We've embedded a digital wound management solution and are proud to mark a significant milestone in our transformation journey. Having now completed 10,000 digital wound assessments using Minuteful for Wound by Precision HealthTech, we want to take a moment to recognise the dedication of our clinical teams and, most importantly, the difference this has made to the patients we serve across South East London.
For patients living with chronic or complex wounds, the traditional care pathway can feel relentless and often disruptive. Frequent in-person appointments, travelling to clinics despite mobility issues, and long intervals between assessments, all while a wound continues to change day to day.
Clinicians face parallel challenges. Caseloads are high, documentation is time-consuming, and limited access to consistent visual data can make it harder to accurately monitor wound progression and deliver timely interventions.
In response, we set out to develop a better approach—one that supports both patients and clinical teams with more efficient, responsive, and informed care.
We serve communities across Bexley and Greenwich. In partnership with Minuteful for Wound, we have integrated digital wound assessment into our community nursing workflow, enabling our clinicians to capture standardised, AI-powered wound images and best practice pathway wound assessments at the point of care.
Using a smartphone, our nurses capture a wound image that is automatically analysed for size, tissue type and condition. The data is instantly documented and fed into the patient record, removing the need for manual measurement and reducing variability between clinicians.
A community nurse visiting a patient at home can complete a full digital wound assessment in minutes, with everything automatically logged. No paper forms. No subjective estimates.

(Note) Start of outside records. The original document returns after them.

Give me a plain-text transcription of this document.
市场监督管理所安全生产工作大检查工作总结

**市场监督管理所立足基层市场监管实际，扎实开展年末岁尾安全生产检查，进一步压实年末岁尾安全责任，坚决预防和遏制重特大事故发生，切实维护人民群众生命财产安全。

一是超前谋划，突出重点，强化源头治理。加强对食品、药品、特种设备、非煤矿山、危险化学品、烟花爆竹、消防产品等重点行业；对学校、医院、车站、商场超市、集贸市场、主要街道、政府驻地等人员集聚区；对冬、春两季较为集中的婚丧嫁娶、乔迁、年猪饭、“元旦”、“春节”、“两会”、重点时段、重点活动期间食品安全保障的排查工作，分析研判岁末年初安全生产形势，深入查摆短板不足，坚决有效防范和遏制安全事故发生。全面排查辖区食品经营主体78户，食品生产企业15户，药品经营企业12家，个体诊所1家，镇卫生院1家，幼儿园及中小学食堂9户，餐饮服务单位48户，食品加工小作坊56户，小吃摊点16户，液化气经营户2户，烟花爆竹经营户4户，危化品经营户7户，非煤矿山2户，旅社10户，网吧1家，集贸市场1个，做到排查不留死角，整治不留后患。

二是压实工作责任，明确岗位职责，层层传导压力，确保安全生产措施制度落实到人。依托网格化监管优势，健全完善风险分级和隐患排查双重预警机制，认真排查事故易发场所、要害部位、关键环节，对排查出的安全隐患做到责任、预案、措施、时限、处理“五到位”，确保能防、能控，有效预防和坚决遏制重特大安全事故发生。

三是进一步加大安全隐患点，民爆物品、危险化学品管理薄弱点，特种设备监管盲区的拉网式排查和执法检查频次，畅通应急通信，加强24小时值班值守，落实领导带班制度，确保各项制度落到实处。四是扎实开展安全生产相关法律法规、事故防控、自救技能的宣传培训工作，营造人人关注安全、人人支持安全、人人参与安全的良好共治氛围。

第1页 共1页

A consistent, auditable record every time.
Beyond the point of care visit, the platform enables senior clinicians to remotely review wound images and monitor progression across the caseload. This means earlier identification of deterioration, better support for community nurses and fewer unplanned visits, all without a clinician needing to be physically present.
This milestone is more than a number. It represents 10,000 moments where one of our patients received a more consistent, data-driven assessment. It reflects the commitment of our nursing teams, who have embraced a new way of working and embedded it into the rhythm of their daily practice.
Wounds that heal faster. Fewer unnecessary clinic visits. Faster identification of wound deterioration. Care that fits around their life, not the other way around.
Standardised documentation that reduces admin burden. Better data to inform clinical decisions. Remote oversight that keeps experienced clinicians connected to complex patients across the caseload.
A growing body of real-world evidence that digital wound care works at scale in an NHS community setting, and a foundation from which we can continue to learn and improve.
Nothing reflects the impact of this work more than the experience of the people we care for.
John Collins receiving wound care through our service says:
I really enjoy seeing the progress each week on the portal.
Being able to visually track wound healing week by week gives patients a sense of involvement and reassurance that traditional care pathways rarely offer. It shifts the experience from something that happens to them, to something they are genuinely part of.
Reaching 10,000 assessments has given us a wealth of insight into how digital tools can complement the work of our community nursing teams. We are proud of what has been achieved, and we recognise that this is as much a reflection of the people delivering the care as it is of the technology supporting them.
We hope that by sharing our experience, we can contribute to the broader conversation about how digital innovation can support community nursing across the NHS.